PROJECT SUMMARY Alpha-1 antitrypsin deficiency (AATD) is the most common genetic cause of chronic obstructive pulmonary disease (COPD). Individuals with AATD have extremely low levels of plasma AAT, a serine protease inhibitor that inactivates neutrophil elastase and matrix metalloproteinases to maintain the protease-antiprotease balance in the lung. Although research has contributed to an understanding of the pathogenesis of AATD much remains to be defined regarding its natural history, treatment strategies and clinical course. The most fundamental barrier to effective therapeutic approaches to AATD is a lack of suitable biomarkers that are specific for disease progression or correlate with a specific disease phenotype. Furthermore, we lack a complete understanding of the genetic and phenotypic characteristics of this disease. Therefore, the present initiative will first form a prospective cohort of individuals with AATD (Alpha-1 Clinical Cohort, A1CC) and subsequently identify individuals from that cohort to enter into a biomarker study through the collaborative Alpha-1 Biomarker Research Consortium (A1BReC). In the context of the A1BReC, fundamental studies will be performed to elucidate genotype/phenotype relationships in the disease and explore further mechanistic studies in the pathogenesis of AATD. UG3 Phase: The primary goal of this phase will be in collaboration with the Alpha-1 Foundation to place the present Alpha-1 contact registry into a fully integrated and user-friendly Alpha-1 Clinical Cohort managed by the Alpha-1 Foundation. The A1CC will provide for public data access of de- identified information through an i2b2 query module. The secondary goal is to finalize the study protocol, informed consent, manual of procedures, execute clinical site contracts and gain IRB approvals for the UH3 phase of the protocol. UH3 Phase: To test the hypothesis that biomarkers in serum and sputum of a population of AATD with lung disease will correlate with imaging biomarkers that can predict prognosis and outcome of disease and identify genotype/phenotype correlations in a population of AATD patients with lung disease through comparisons with AATD patients without lung disease.

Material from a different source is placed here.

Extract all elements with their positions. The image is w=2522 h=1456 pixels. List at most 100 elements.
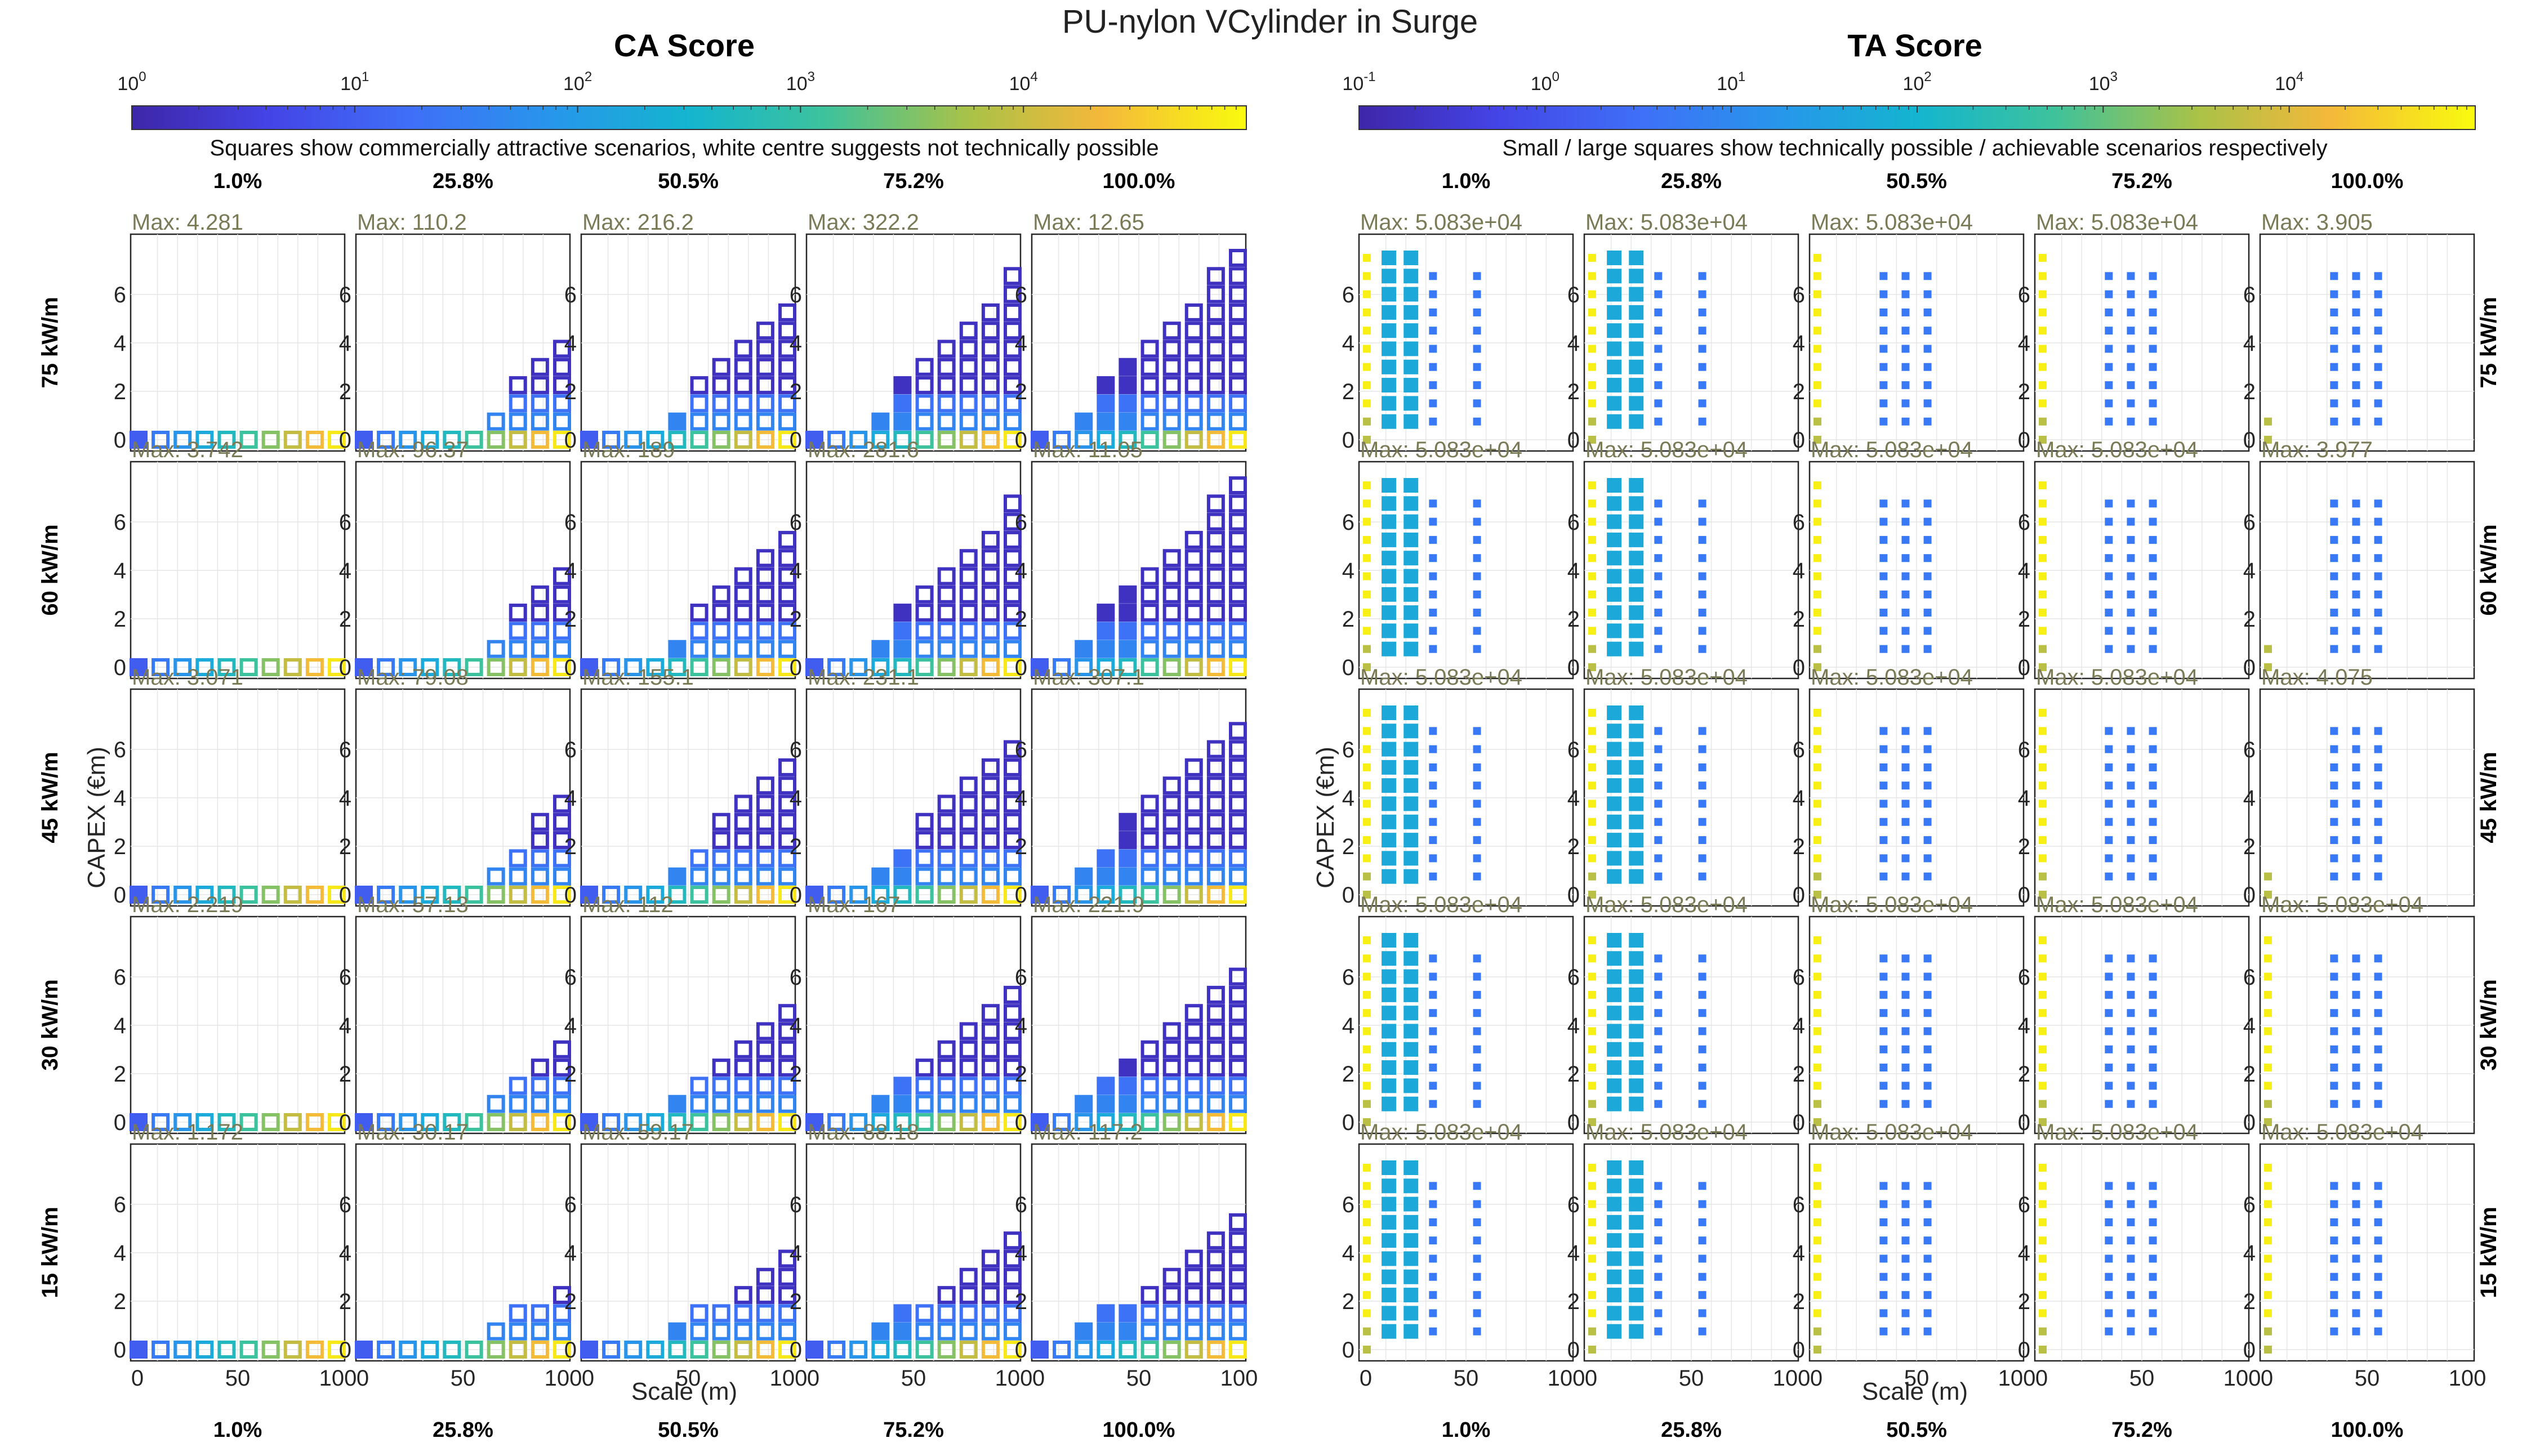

项目摘要 α-1抗胰蛋白酶缺乏症（AATD）是慢性阻塞性的最常见遗传原因 肺部疾病（COPD）。 AATD患者的血浆AAT水平极低，丝氨酸 蛋白酶抑制剂，使中性粒细胞弹性酶和基质金属蛋白酶保持维持 蛋白酶 - 抗蛋白酶在肺中的平衡。尽管研究有助于理解 AATD的发病机理在其自然病史，治疗方面仍有许多待定义 策略和临床课程。有效治疗方法的最根本障碍 AATD缺乏适合疾病进展或与A相关的适当生物标志物 特定疾病表型。此外，我们对遗传和 该疾病的表型特征。因此，本计划将首先构成潜在的 与AATD（Alpha-1临床队列，A1CC）的个体队列，随后识别个体 从该队列开始，通过协作Alpha-1生物标志物研究进入生物标志物研究 财团（A1brec）。在A1BREC的背景下，将进行基本研究 阐明疾病中的基因型/表型关系，并探索进一步的机械研究 AATD的发病机理。 UG3阶段：此阶段的主要目标将与Alpha-1基金会合作 将当前的Alpha-1联系人注册表放入完全集成且用户友好的Alpha-1临床上 由Alpha-1基金会管理的队列。 A1CC将为DE-的公共数据访问提供 通过I2B2查询模块识别信息。次要目标是确定研究 协议，知情同意书，手册，执行临床现场合同并获得IRB 批准协议的UH3阶段。 UH3阶段：检验以下假设：AATD人群的血清和痰液中的生物标志物 与肺部疾病有关，将与可以预测预后和结果的成像生物标志物相关 疾病并确定肺AATD患者群体中的基因型/表型相关性 通过与没有肺部疾病的AATD患者进行比较，疾病。